Say I have a string:
teststring = "1.3 Hello how are you 1.4 I am fine, thanks 1.2 Hi There 1.5 Great!"
That I would like as:
testlist = ["1.3 Hello how are you", "1.4 I am fine, thanks 1.2 Hi There", "1.5 Great!"]
Basically, splitting only on increasing digits where the difference is .1 (i.e. 1.2 to 1.3).
Is there a way to split this with regex but only capturing increasing sequential numbers? I wrote code in python to sequentially iterate through using a custom re.compile() for each one and it is okay but extremely unwieldy.
Something like this (where parts1_temp is a given list of the x.x. numbers in the string):
parts1_temp = ['1.3','1.4','1.2','1.5']
parts_num = range(int(parts1_temp.split('.')[1]), int(parts1_temp.split('.')[1])+30)
parts_search = ['.'.join([parts1_temp.split('.')[0], str(parts_num_el)]) for parts_num_el in parts_num]
#parts_search should be ['1.3','1.4','1.5',...,'1.32']
for k in range(len(parts_search)-1):
rxtemp = re.compile(r"(?:"+str(parts_search[k])+")([\s\S]*?)(?=(?:"+str(parts_search[k+1])+"))", re.MULTILINE)
parts_fin = [match.group(0) for match in rxtemp.finditer(teststring)]
But man is it ugly. Is there a way to do this more directly in regex? I imagine this is feature that someone would have wanted at some point with regex but I can't find any ideas on how to tackle this (and maybe it is not possible with pure regex).
This method uses finditer
to find all locations of \d+\.\d+
, then tests whether the match was numerically greater than the previous. If the test is true it appends the index to the indices
array.
The last line uses list comprehension as taken from this answer to split the string on those given indices.
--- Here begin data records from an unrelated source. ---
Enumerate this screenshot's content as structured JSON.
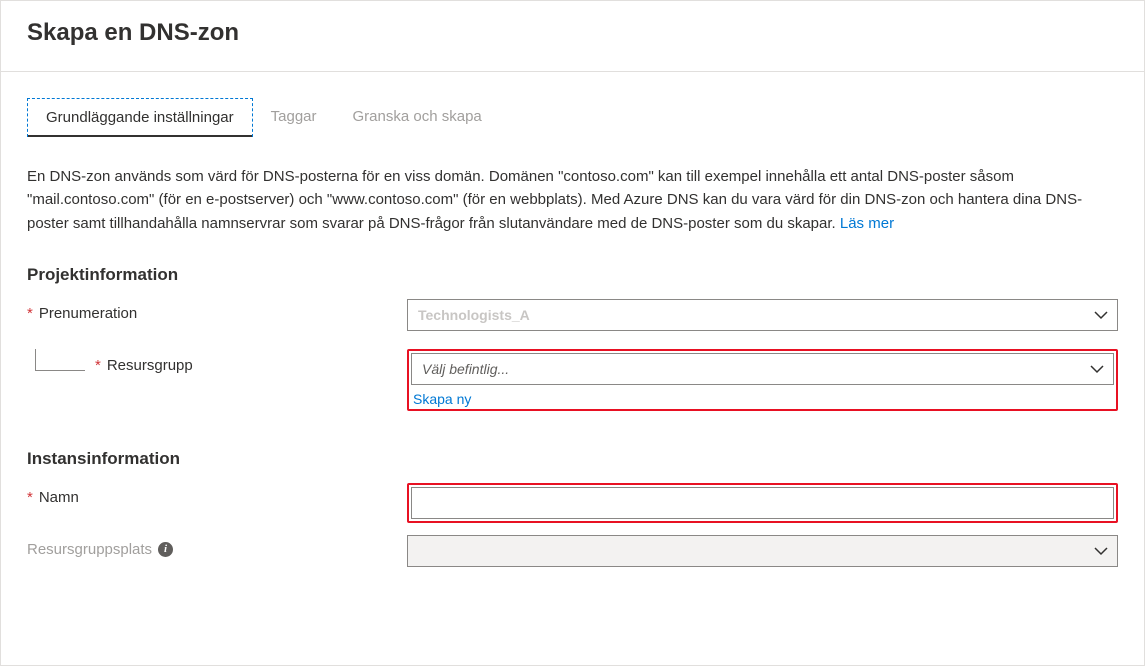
{
  "header": {
    "title": "Skapa en DNS-zon"
  },
  "tabs": [
    {
      "label": "Grundläggande inställningar",
      "active": true
    },
    {
      "label": "Taggar",
      "active": false
    },
    {
      "label": "Granska och skapa",
      "active": false
    }
  ],
  "description": {
    "text": "En DNS-zon används som värd för DNS-posterna för en viss domän. Domänen \"contoso.com\" kan till exempel innehålla ett antal DNS-poster såsom \"mail.contoso.com\" (för en e-postserver) och \"www.contoso.com\" (för en webbplats). Med Azure DNS kan du vara värd för din DNS-zon och hantera dina DNS-poster samt tillhandahålla namnservrar som svarar på DNS-frågor från slutanvändare med de DNS-poster som du skapar. ",
    "link": "Läs mer"
  },
  "sections": {
    "project": {
      "heading": "Projektinformation",
      "subscription": {
        "label": "Prenumeration",
        "value": "Technologists_A"
      },
      "resourceGroup": {
        "label": "Resursgrupp",
        "placeholder": "Välj befintlig...",
        "createNew": "Skapa ny"
      }
    },
    "instance": {
      "heading": "Instansinformation",
      "name": {
        "label": "Namn",
        "value": ""
      },
      "location": {
        "label": "Resursgruppsplats",
        "value": ""
      }
    }
  }
}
This method ensures the previous match is smaller than the current one. This doesn't work sequentially, instead, it works based on number size. So assuming a string has the numbers 1.1, 1.2, 1.4
, it would split on each occurrence since each number is larger than the last.
import re
indices = []
string = "1.3 Hello how are you 1.4 I am fine, thanks 1.2 Hi There 1.5 Great!"
regex = re.compile(r"\d+\.\d+")
lastFloat = 0
for m in regex.finditer(string):
x = float(m.group())
if lastFloat < x:
lastFloat = x
indices.append(m.start(0))
print([string[i:j] for i,j in zip(indices, indices[1:]+[None])])
Outputs: ['1.3 Hello how are you ', '1.4 I am fine, thanks 1.2 Hi There ', '1.5 Great!']
This method is very similar to the original, however, on the case of 1.1, 1.2, 1.4
, it wouldn't split on 1.4
since it doesn't follow sequentially given the .1
sequential separator.
The method below only differs in the if
statement, so this logic is fairly customizable to whatever your needs may be.
import re
indices = []
string = "1.3 Hello how are you 1.4 I am fine, thanks 1.2 Hi There 1.5 Great!"
regex = re.compile(r"\d+\.\d+")
lastFloat = 0
for m in regex.finditer(string):
x = float(m.group())
if (lastFloat == 0) or (x == round(lastFloat + .1, 1)):
lastFloat = x
indices.append(m.start(0))
print([string[i:j] for i,j in zip(indices, indices[1:]+[None])])